Though I have never before viewed paternalism positively, I believe this essay makes a sound argument for it. This does not mean that paternalism is good; it just means that there are several situations in which it is conducive to efficiency and genuine well-being which should make it acceptable.

Thaler, Richard H., and Cass R. Sunstein. “Libertarian Paternalism.” Arguing About Bioethics (2003): loc.  10829-10968. Print.

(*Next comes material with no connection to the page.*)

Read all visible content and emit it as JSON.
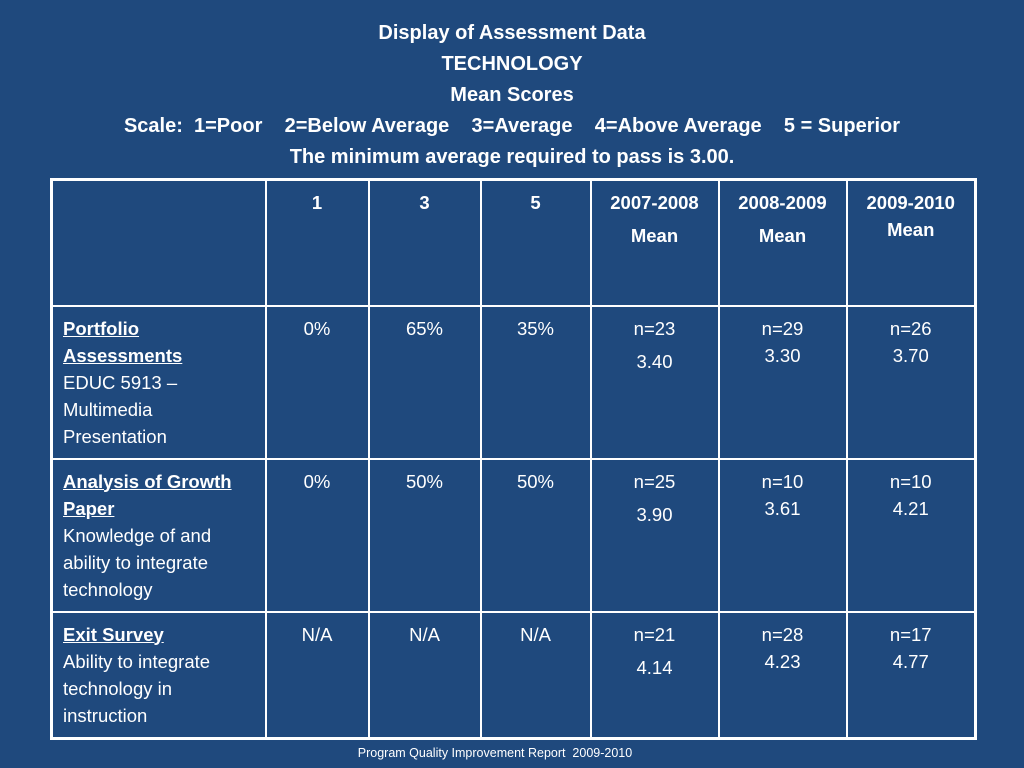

(Mis) Informed Consent: A Doctor’s Perspective

Prior to having read some of assigned essays on informed consent, I believed it to be a relatively cut and dry issue. Many of the articles or videos that I have reviewed on informed consent seem for the most part repetitive. Informed consent is important—a good thing. Without policies that detail protocol doctors must follow in regards to their treatment of patients, who knows how a patient may be taken advantage of? After all “doctor knows best”; if the law does not stand to protect the rights of patient, who will? Should a patient be of sound mind and of age, they should be given full disclosure regarding the purpose of a medical procedure, the risks and benefits, probability of risk as well as alternatives to treatment (Brody, 283).  I am not a doctor and thus am only able to see things from the patient’s side of the informed consent debate. It seems simple, really. For a physician to balk at the idea of thoroughly briefing and obtaining permission regarding what happens to their patients’ bodies is ridiculous, right?

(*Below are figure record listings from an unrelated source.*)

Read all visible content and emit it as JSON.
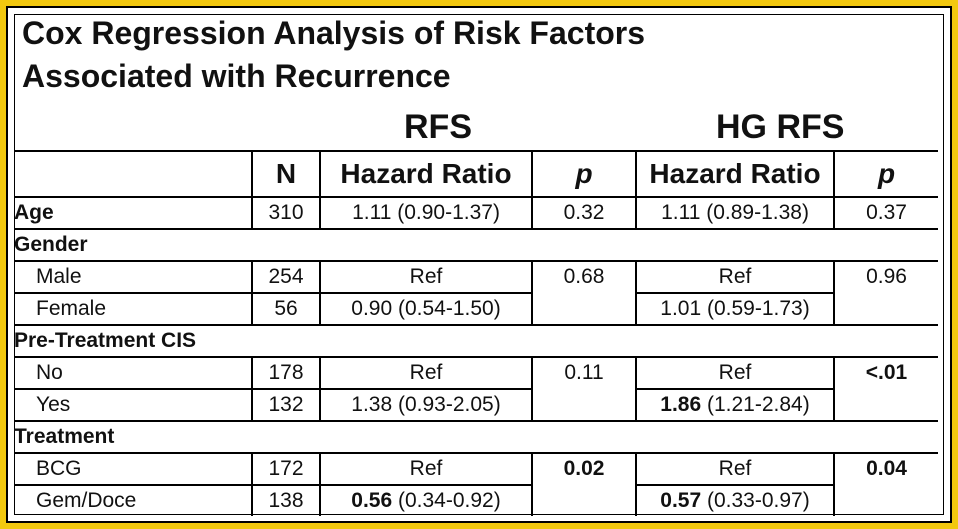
{
  "title_line1": "Cox Regression Analysis of Risk Factors",
  "title_line2": "Associated with Recurrence",
  "groups": {
    "rfs": "RFS",
    "hg_rfs": "HG RFS"
  },
  "headers": {
    "n": "N",
    "hr1": "Hazard Ratio",
    "p1": "p",
    "hr2": "Hazard Ratio",
    "p2": "p"
  },
  "rows": {
    "age": {
      "label": "Age",
      "n": "310",
      "hr1": "1.11 (0.90-1.37)",
      "p1": "0.32",
      "hr2": "1.11 (0.89-1.38)",
      "p2": "0.37"
    },
    "gender": {
      "label": "Gender"
    },
    "male": {
      "label": "Male",
      "n": "254",
      "hr1": "Ref",
      "p1": "0.68",
      "hr2": "Ref",
      "p2": "0.96"
    },
    "female": {
      "label": "Female",
      "n": "56",
      "hr1": "0.90 (0.54-1.50)",
      "hr2": "1.01 (0.59-1.73)"
    },
    "cis": {
      "label": "Pre-Treatment CIS"
    },
    "no": {
      "label": "No",
      "n": "178",
      "hr1": "Ref",
      "p1": "0.11",
      "hr2": "Ref",
      "p2": "<.01"
    },
    "yes": {
      "label": "Yes",
      "n": "132",
      "hr1": "1.38 (0.93-2.05)",
      "hr2_bold": "1.86",
      "hr2_rest": " (1.21-2.84)"
    },
    "treatment": {
      "label": "Treatment"
    },
    "bcg": {
      "label": "BCG",
      "n": "172",
      "hr1": "Ref",
      "p1": "0.02",
      "hr2": "Ref",
      "p2": "0.04"
    },
    "gem": {
      "label": "Gem/Doce",
      "n": "138",
      "hr1_bold": "0.56",
      "hr1_rest": " (0.34-0.92)",
      "hr2_bold": "0.57",
      "hr2_rest": " (0.33-0.97)"
    }
  },
  "colors": {
    "border": "#f2c80f",
    "text": "#111111"
  }
}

If informed consent is so great, though, why do so many physicians see it in many cases as unnecessary or frivolous? In the process of searching for interesting essays or articles on informed consent from a physician’s perspective, I stumbled upon a brief opinion piece by John Kelly IV, an MD who is a regular writer for Outpatient Surgery Magazine. Although the opinion was humorous, I think it did a decent job of shedding light onto the ways in which informed consent may be good in theory, but not in practice. Two of the problems that he focuses on in particular are “nitpicking” and “catastrophizing” (Kelly). The consent form is a legal document and of course important; however, how explicit do they really need to be? It is one thing to list possible risks for a certain procedure—that is for the patient’s benefit. But how detailed does a doctor need to be in describing a surgery that is a part of their daily routine? Forcing doctors to stress and go back over every word in a consent form is a waste of time and if anything, could cause them to lose respect for and patience in the process of informed consent.

The major issue that doctors seem to be concerned about when it comes to informed consent based upon my and other students’ posts seems to be “catastrophizing”: the idea that being too explicit in the risks of procedures, some of which are incredibly low, can lead to discouraging patients to receive the treatment and care that is essential to their health (Kelly). How much information is too much?

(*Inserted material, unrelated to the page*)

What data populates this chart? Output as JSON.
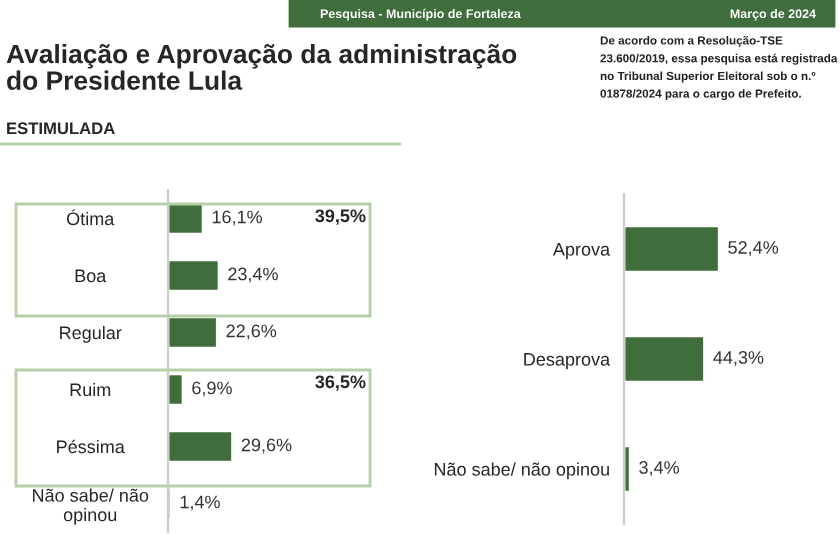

I am not at all saying that the cons of informed consent outweigh autonomy, which is the moral issue at the center of the argument. I do, however, believe that there should be a movement to standardize policy across states to make the issue a little less hazy for all involved as well as help to maximize the use of doctors’ time.  Solutions that I can think of include an official electronic database on which the risks of various standard procedures are outlined so that patients can clearly view the costs and benefits prior to giving consent. Another option would be to hire hospital staff or train current staff to specialize in patient relations; people who can to sit down with individuals and talk them through the risks and alternatives, as well as their doctor’s recommendations.  I am not sure what other solutions have been proposed or initiated; but until a larger solution is settled upon, the autonomy of the patient will continue to trump physician convenience and efficiency, and rightly so.


Brody, Baruch A., and H. Tristram. Engelhardt. “Adult Patients: General Issues.” Bioethics: Readings Cases. Englewood Cliffs N.J: Prentice-Hall, 1987. 282-86. Print.

Kelly, John, IV. “Cutting Remarks: (Mis) Informed Consent.” Outpatient Surgery Magazine. N.p., Feb. 2014. Web. 17 Feb. 2014. <–02-14>.